There were 200 households, out of which 24.0% had children under the age of 18 living with them, 67.0% were married couples living together, 4.0% had a female householder with no husband present, and 27.5% were non-families. 21.5% of all households were made up of individuals, and 13.5% had someone living alone who was 65 years of age or older. The average household size was 2.35 and the average family size was 2.74.

In the town, the population was spread out, with 19.8% under the age of 18, 3.2% from 18 to 24, 17.2% from 25 to 44, 35.5% from 45 to 64, and 24.3% who were 65 years of age or older. The median age was 51 years. For every 100 females, there were 89.5 males. For every 100 females age 18 and over, there were 89.4 males.
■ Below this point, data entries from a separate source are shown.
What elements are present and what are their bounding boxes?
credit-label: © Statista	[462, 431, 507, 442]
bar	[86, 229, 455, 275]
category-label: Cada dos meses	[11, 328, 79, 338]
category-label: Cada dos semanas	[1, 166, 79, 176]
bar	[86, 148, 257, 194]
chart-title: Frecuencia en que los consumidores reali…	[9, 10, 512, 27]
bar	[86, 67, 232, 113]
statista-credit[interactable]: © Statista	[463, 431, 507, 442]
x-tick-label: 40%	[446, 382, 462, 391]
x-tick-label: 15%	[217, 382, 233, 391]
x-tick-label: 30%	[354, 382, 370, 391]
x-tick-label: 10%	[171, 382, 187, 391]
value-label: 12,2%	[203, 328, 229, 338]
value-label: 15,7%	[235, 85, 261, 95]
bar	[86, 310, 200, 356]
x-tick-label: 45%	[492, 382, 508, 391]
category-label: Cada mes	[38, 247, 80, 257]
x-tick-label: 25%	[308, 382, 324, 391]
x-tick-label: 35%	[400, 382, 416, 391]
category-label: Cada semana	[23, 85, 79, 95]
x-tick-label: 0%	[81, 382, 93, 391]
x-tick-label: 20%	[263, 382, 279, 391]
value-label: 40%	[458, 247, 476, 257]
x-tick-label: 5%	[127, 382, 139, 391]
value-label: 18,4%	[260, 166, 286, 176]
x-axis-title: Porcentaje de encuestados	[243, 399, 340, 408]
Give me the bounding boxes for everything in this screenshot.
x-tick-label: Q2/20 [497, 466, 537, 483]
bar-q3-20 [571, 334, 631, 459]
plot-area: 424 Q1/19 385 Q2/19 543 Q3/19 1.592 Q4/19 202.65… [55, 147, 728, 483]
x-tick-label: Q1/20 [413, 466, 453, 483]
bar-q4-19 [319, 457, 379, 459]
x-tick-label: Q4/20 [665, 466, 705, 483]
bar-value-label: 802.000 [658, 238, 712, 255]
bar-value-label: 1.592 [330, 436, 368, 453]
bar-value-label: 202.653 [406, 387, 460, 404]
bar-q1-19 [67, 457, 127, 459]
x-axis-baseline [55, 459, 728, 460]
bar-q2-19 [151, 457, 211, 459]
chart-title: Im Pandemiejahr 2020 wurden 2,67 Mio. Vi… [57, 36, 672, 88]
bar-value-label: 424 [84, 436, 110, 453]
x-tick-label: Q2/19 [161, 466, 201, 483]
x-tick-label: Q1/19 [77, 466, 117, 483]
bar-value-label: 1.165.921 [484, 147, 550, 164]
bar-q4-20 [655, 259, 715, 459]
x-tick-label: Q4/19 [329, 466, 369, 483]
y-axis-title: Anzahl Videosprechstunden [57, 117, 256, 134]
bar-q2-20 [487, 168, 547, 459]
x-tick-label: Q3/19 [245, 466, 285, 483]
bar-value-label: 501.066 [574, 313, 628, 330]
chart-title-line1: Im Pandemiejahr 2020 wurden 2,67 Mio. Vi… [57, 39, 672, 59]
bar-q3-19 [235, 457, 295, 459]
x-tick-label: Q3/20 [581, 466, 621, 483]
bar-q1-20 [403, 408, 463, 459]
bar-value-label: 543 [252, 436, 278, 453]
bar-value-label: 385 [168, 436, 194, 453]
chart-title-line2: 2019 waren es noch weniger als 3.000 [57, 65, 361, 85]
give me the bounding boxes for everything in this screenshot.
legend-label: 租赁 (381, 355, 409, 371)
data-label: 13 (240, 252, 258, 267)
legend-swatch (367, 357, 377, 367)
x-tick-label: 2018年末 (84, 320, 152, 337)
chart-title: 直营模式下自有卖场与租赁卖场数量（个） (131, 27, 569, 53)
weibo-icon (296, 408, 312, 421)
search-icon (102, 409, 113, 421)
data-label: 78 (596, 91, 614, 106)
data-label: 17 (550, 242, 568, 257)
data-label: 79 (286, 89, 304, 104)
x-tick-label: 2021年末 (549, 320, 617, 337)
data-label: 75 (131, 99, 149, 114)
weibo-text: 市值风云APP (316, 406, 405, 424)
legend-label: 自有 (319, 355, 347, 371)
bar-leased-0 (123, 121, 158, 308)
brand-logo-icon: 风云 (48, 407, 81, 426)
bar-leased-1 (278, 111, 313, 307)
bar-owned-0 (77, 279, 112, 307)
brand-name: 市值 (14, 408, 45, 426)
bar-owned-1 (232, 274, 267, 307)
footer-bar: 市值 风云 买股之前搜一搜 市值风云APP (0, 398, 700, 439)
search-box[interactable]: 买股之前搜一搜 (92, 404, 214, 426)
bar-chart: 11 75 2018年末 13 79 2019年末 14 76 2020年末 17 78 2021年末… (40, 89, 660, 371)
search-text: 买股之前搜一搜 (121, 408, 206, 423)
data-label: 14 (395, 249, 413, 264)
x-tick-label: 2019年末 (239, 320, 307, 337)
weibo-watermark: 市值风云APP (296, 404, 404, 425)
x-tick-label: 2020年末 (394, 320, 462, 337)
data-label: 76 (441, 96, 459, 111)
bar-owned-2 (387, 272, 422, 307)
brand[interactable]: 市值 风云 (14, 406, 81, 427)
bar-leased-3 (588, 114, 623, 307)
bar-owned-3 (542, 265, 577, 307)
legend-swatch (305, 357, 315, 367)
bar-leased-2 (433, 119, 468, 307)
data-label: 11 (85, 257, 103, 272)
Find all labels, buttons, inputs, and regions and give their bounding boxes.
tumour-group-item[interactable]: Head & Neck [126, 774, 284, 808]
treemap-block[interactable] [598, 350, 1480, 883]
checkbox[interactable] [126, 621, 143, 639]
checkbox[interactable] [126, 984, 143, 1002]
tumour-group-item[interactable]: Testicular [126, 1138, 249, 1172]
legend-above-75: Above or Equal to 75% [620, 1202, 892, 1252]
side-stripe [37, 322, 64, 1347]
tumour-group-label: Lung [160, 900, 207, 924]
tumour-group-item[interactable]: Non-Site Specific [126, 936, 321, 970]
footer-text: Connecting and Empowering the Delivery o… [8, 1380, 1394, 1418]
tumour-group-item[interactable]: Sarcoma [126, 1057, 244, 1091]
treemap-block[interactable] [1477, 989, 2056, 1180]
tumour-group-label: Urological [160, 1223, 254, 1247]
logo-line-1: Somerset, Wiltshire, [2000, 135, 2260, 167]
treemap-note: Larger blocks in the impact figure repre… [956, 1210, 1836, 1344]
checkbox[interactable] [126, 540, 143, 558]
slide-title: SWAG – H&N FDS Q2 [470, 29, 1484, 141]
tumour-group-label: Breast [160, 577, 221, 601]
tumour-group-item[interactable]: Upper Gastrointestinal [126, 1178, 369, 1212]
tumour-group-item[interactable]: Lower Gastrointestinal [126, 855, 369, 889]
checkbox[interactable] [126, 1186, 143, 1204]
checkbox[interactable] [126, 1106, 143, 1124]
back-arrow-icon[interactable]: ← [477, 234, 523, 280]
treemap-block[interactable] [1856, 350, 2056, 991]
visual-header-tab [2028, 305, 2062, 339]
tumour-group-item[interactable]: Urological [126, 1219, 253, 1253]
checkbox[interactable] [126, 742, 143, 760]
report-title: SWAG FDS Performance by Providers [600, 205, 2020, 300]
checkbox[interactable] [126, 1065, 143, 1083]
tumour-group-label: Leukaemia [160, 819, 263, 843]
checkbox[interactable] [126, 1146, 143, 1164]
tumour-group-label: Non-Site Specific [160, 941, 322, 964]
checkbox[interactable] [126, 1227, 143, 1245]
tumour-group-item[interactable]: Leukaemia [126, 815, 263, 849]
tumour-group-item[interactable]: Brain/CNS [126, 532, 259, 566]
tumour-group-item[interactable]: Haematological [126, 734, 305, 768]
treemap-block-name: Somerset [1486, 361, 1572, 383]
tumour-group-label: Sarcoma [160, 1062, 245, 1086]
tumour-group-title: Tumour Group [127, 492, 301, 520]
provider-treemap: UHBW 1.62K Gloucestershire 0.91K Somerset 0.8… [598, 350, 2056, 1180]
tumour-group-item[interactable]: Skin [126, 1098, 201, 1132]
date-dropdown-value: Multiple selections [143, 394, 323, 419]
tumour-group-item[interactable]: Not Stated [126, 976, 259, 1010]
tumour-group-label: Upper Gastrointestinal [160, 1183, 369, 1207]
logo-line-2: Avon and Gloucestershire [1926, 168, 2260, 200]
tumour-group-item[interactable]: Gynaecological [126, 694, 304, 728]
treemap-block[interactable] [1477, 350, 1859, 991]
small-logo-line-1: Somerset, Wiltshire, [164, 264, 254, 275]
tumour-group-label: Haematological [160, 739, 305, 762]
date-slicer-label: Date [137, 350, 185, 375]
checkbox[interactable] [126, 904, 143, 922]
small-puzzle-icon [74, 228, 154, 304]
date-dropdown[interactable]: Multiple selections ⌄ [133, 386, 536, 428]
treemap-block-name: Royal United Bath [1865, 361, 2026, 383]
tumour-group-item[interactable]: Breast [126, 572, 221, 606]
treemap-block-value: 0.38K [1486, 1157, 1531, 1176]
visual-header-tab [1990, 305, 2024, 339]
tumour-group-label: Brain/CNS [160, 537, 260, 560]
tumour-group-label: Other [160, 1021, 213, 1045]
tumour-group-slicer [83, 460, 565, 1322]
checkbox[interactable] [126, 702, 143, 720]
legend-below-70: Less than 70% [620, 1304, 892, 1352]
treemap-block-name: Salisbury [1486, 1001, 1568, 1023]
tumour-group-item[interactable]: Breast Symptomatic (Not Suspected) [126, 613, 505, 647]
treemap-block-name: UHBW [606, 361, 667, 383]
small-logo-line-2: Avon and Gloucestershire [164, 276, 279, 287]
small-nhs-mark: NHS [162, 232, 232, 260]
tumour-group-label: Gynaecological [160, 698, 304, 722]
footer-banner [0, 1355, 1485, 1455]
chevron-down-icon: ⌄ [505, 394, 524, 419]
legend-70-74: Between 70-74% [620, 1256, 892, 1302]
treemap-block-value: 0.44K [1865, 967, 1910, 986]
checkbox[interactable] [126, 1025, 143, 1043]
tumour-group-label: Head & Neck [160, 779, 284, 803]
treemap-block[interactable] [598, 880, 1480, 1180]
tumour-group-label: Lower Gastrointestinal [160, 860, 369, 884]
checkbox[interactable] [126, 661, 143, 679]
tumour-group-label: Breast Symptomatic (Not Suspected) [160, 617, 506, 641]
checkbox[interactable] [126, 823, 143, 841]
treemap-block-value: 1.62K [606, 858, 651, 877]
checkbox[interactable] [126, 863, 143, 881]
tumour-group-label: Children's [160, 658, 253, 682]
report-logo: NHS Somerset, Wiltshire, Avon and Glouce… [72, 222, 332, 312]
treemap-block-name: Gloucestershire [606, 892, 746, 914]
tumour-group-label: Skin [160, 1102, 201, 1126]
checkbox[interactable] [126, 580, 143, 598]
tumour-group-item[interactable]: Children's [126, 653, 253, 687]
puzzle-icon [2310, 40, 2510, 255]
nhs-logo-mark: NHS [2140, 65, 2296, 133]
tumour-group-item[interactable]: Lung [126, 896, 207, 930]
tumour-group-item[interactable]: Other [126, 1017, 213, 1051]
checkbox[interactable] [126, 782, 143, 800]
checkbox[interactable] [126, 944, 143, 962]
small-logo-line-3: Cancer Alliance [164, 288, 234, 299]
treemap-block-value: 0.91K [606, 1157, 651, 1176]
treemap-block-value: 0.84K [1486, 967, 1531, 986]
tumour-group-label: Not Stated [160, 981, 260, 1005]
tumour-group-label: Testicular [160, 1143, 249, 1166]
The median income for a household in the town was $82,437, and the median income for a family was $100,000. Males had a median income of $100,000 versus $29,688 for females. The per capita income for the town was $52,871. None of the families and 1.9% of the population were living below the poverty line, including no under eighteens and 1.5% of those over 64.

==System of government==
Briarcliffe Acres has a mayor and four-member town council. The mayor and town council members serve four-year terms.

==Education==
Horry County School District is the sole school district in the county.